Though India has massively grown since its independence in 1947, the presence of the old archaic
laws seem to keep on proving that the old colonial master is still in power. The Indian Constitution
is now in its 70th year of existence. It has more than a hundred amendments and is rightly adjudged
as a ‘living document’. The Constitution seems to change and develop with the passage of time
and society. However, it does not seem to be the case with other laws of the land. Many archaic
laws in the form of Acts or laws within an Act still exist. Even though the Union Government had
taken an initiative to repeal a huge mass of obsolete laws, many more still remain to go. The move
isn’t enough, but it sure is a start.

The laws at both the Centre and State should develop over time. Some old Acts and laws are minor
irritants, but many are downright ridiculous. Certain section of the Indian Penal Code can be sought
as example. Another example can be the archaic laws passed to protect the Devadasis and naik
Girls through the Naik Girls Protection Act, 1929 that allows the district magistrate to detain these
girls in settlements for unspecified periods and investigate the community members in case of any
apprehension of danger. The law was benevolent in the sense that it sought to protect and regulate
the movement of the Naik girls, but if we see it today, it is clearly now obsolete and redundant.

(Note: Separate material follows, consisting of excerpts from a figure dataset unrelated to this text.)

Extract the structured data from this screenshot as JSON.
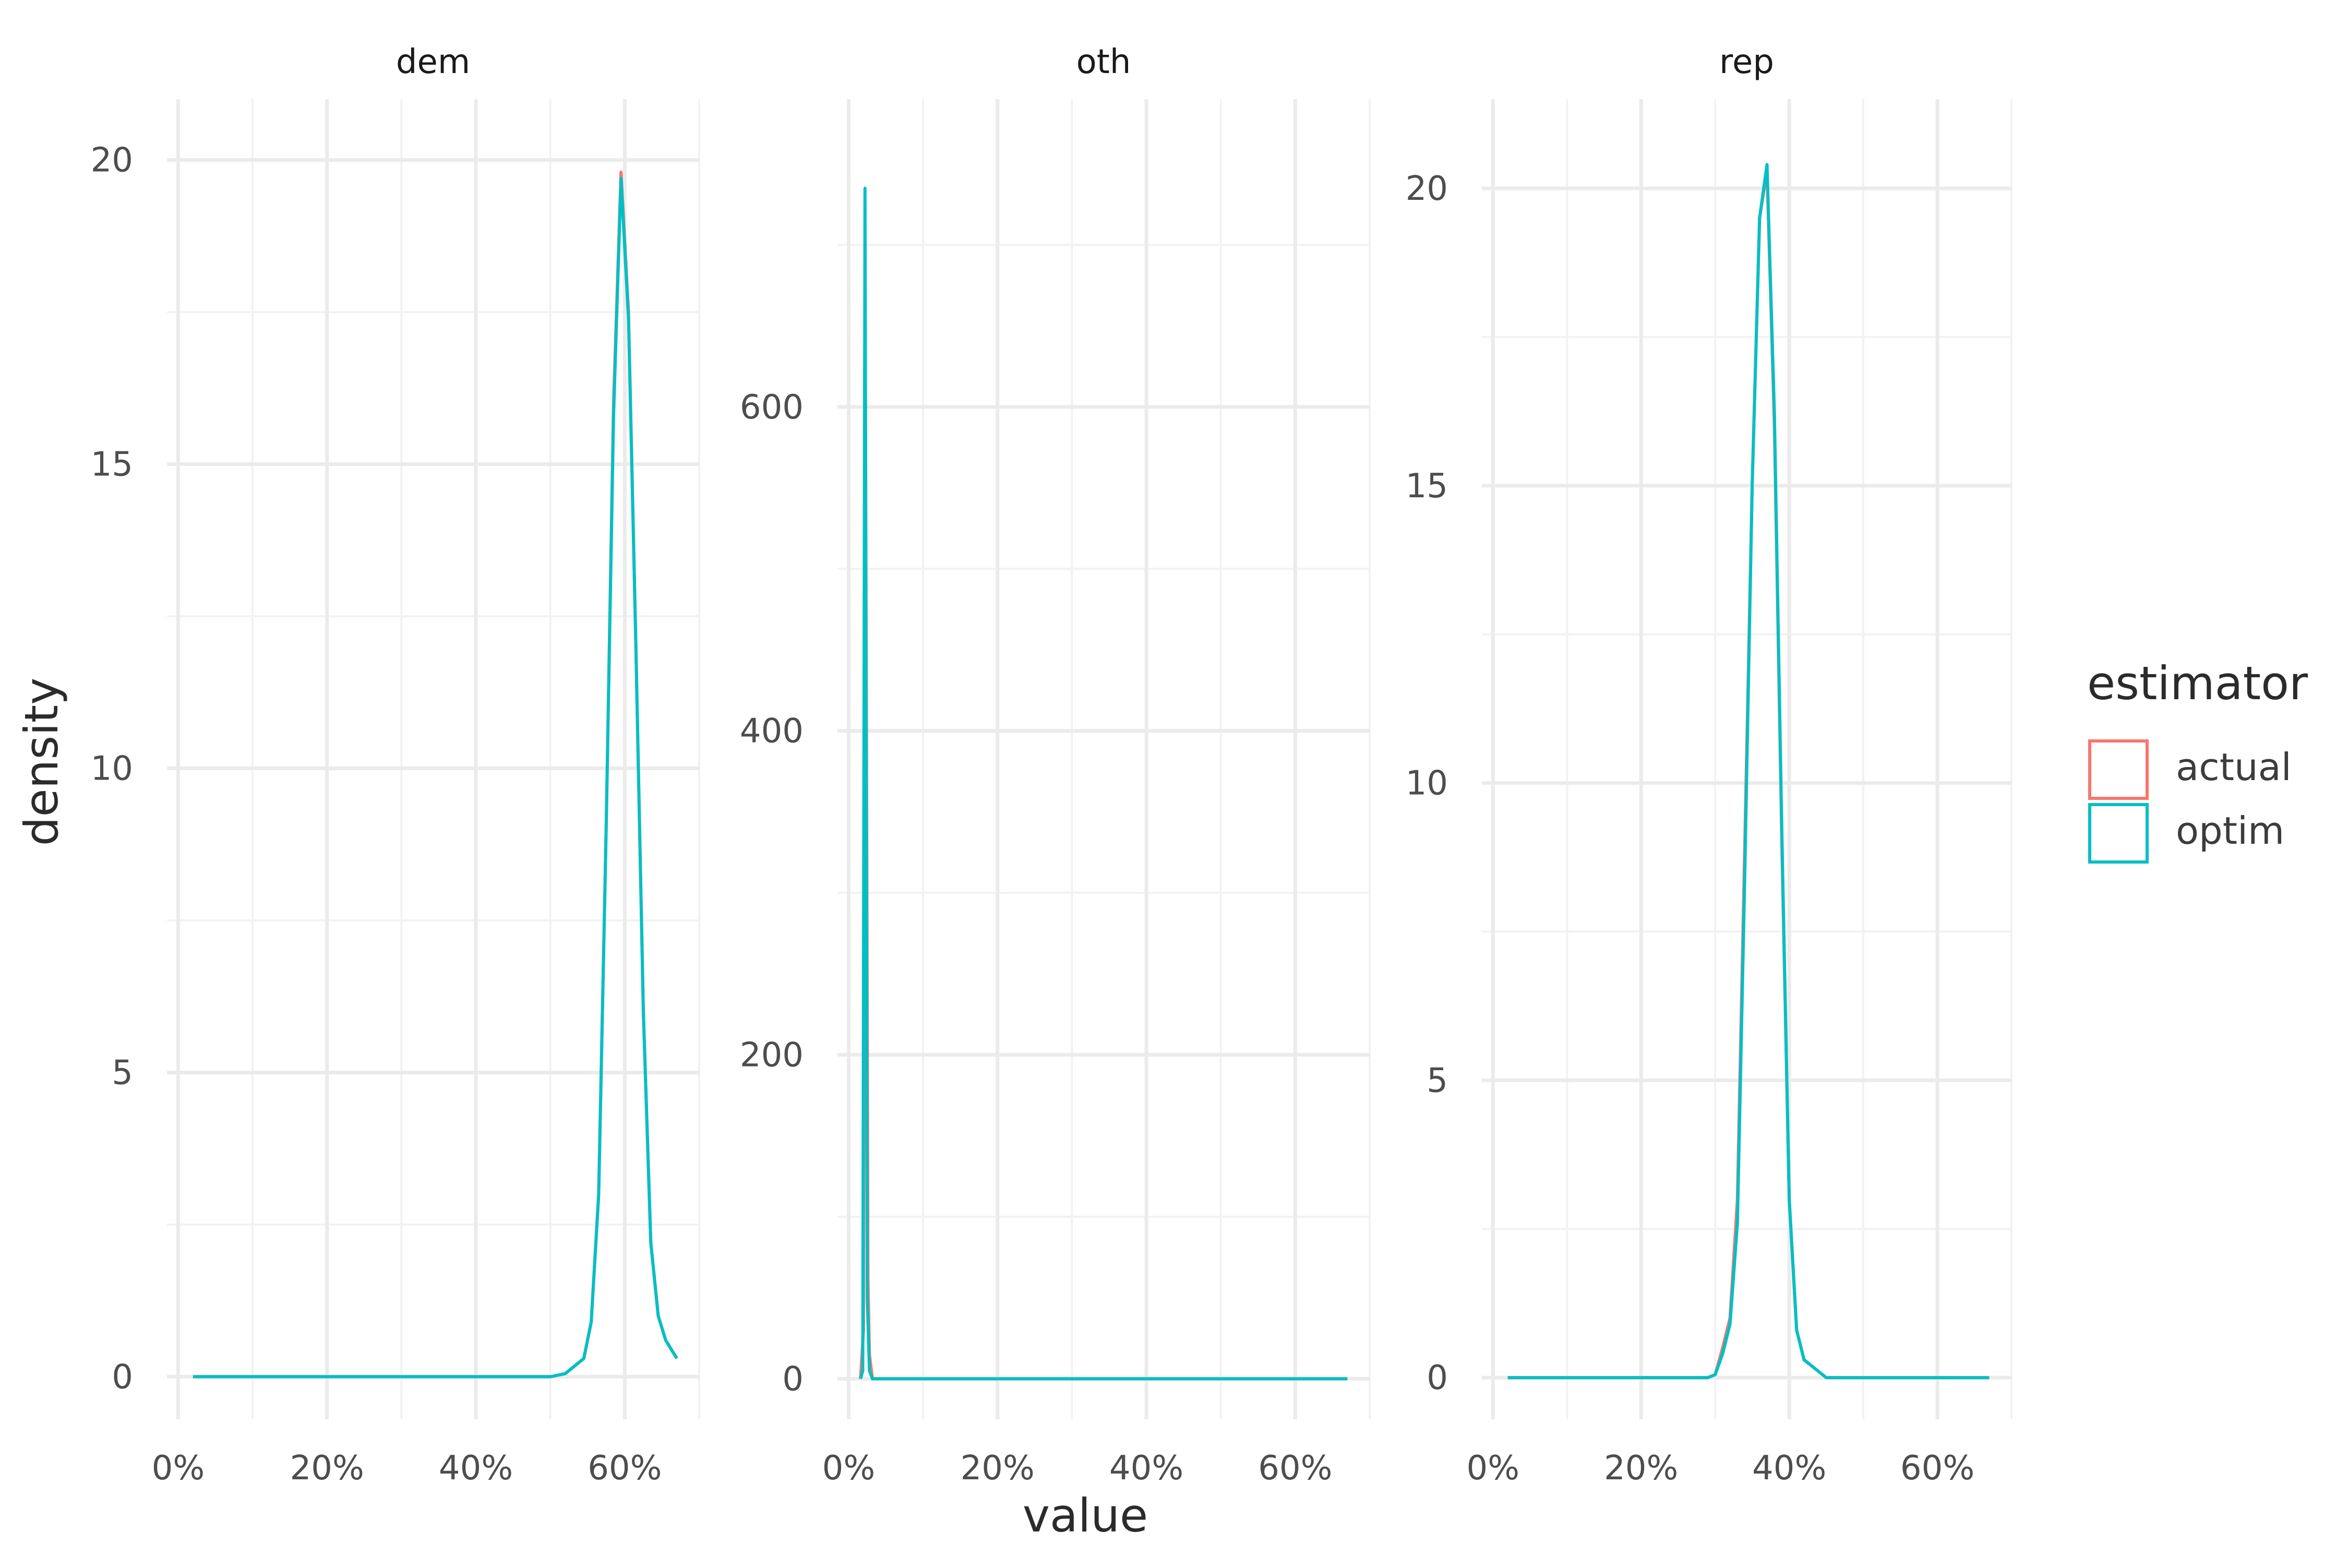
{
  "chart_data": {
    "type": "line",
    "subtype": "density-faceted",
    "xlabel": "value",
    "ylabel": "density",
    "x_format": "percent",
    "legend": {
      "title": "estimator",
      "position": "right",
      "entries": [
        {
          "name": "actual",
          "color": "#F8766D"
        },
        {
          "name": "optim",
          "color": "#00BFC4"
        }
      ]
    },
    "panels": [
      {
        "title": "dem",
        "xlim": [
          -0.015,
          0.7
        ],
        "ylim": [
          -0.7,
          21
        ],
        "x_ticks": [
          0,
          0.2,
          0.4,
          0.6
        ],
        "x_tick_labels": [
          "0%",
          "20%",
          "40%",
          "60%"
        ],
        "y_ticks": [
          0,
          5,
          10,
          15,
          20
        ],
        "y_tick_labels": [
          "0",
          "5",
          "10",
          "15",
          "20"
        ],
        "series": [
          {
            "name": "actual",
            "x": [
              0.02,
              0.5,
              0.52,
              0.53,
              0.545,
              0.555,
              0.565,
              0.575,
              0.585,
              0.595,
              0.605,
              0.615,
              0.625,
              0.635,
              0.645,
              0.655,
              0.67
            ],
            "y": [
              0,
              0,
              0.05,
              0.15,
              0.3,
              0.9,
              3.0,
              9.0,
              16.0,
              19.8,
              17.5,
              12.0,
              6.0,
              2.2,
              1.0,
              0.6,
              0.3
            ]
          },
          {
            "name": "optim",
            "x": [
              0.02,
              0.5,
              0.52,
              0.53,
              0.545,
              0.555,
              0.565,
              0.575,
              0.585,
              0.595,
              0.605,
              0.615,
              0.625,
              0.635,
              0.645,
              0.655,
              0.67
            ],
            "y": [
              0,
              0,
              0.05,
              0.15,
              0.3,
              0.9,
              3.0,
              9.0,
              15.8,
              19.7,
              17.4,
              12.0,
              6.0,
              2.2,
              1.0,
              0.6,
              0.3
            ]
          }
        ]
      },
      {
        "title": "oth",
        "xlim": [
          -0.015,
          0.7
        ],
        "ylim": [
          -25,
          790
        ],
        "x_ticks": [
          0,
          0.2,
          0.4,
          0.6
        ],
        "x_tick_labels": [
          "0%",
          "20%",
          "40%",
          "60%"
        ],
        "y_ticks": [
          0,
          200,
          400,
          600
        ],
        "y_tick_labels": [
          "0",
          "200",
          "400",
          "600"
        ],
        "series": [
          {
            "name": "actual",
            "x": [
              0.016,
              0.02,
              0.022,
              0.024,
              0.026,
              0.028,
              0.032,
              0.4,
              0.67
            ],
            "y": [
              0,
              30,
              700,
              400,
              60,
              15,
              0,
              0,
              0
            ]
          },
          {
            "name": "optim",
            "x": [
              0.016,
              0.019,
              0.022,
              0.025,
              0.028,
              0.032,
              0.4,
              0.67
            ],
            "y": [
              0,
              5,
              735,
              50,
              5,
              0,
              0,
              0
            ]
          }
        ]
      },
      {
        "title": "rep",
        "xlim": [
          -0.015,
          0.7
        ],
        "ylim": [
          -0.7,
          21.5
        ],
        "x_ticks": [
          0,
          0.2,
          0.4,
          0.6
        ],
        "x_tick_labels": [
          "0%",
          "20%",
          "40%",
          "60%"
        ],
        "y_ticks": [
          0,
          5,
          10,
          15,
          20
        ],
        "y_tick_labels": [
          "0",
          "5",
          "10",
          "15",
          "20"
        ],
        "series": [
          {
            "name": "actual",
            "x": [
              0.02,
              0.29,
              0.3,
              0.31,
              0.32,
              0.33,
              0.34,
              0.35,
              0.36,
              0.37,
              0.38,
              0.39,
              0.4,
              0.41,
              0.42,
              0.43,
              0.44,
              0.45,
              0.5,
              0.67
            ],
            "y": [
              0,
              0,
              0.05,
              0.5,
              1.0,
              3.0,
              9.0,
              15.0,
              19.5,
              20.3,
              16.0,
              9.0,
              3.0,
              0.8,
              0.3,
              0.2,
              0.1,
              0,
              0,
              0
            ]
          },
          {
            "name": "optim",
            "x": [
              0.02,
              0.29,
              0.3,
              0.31,
              0.32,
              0.33,
              0.34,
              0.35,
              0.36,
              0.37,
              0.38,
              0.39,
              0.4,
              0.41,
              0.42,
              0.43,
              0.44,
              0.45,
              0.5,
              0.67
            ],
            "y": [
              0,
              0,
              0.05,
              0.4,
              0.9,
              2.6,
              8.5,
              15.0,
              19.5,
              20.4,
              16.2,
              9.2,
              3.0,
              0.8,
              0.3,
              0.2,
              0.1,
              0,
              0,
              0
            ]
          }
        ]
      }
    ]
  }
}
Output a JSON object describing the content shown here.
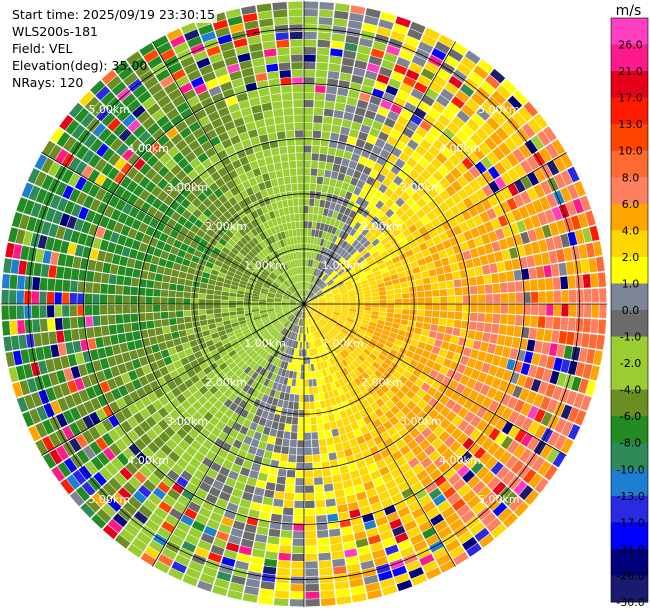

Apart from these many laws criminalizing third gender or castration of bulls still exist. Treatment
under such laws are now rendered unconstitutional and should come to an end.

A lot needs to be done by the legislature and the courts. The idea of “sunset clauses” should be
adopted to ensure that the future laws do not end up becoming nuisance. The old laws which are
no longer in use should automatically lapse by adopting the practise of desuetude. The drafting of
laws is the very cornerstone of a democracy. The effectiveness of laws is an important component
and mere “paper tiger” image should not exist. Both enforcement and enactment of laws are
important and removal of such laws that are unconstitutional should be a must.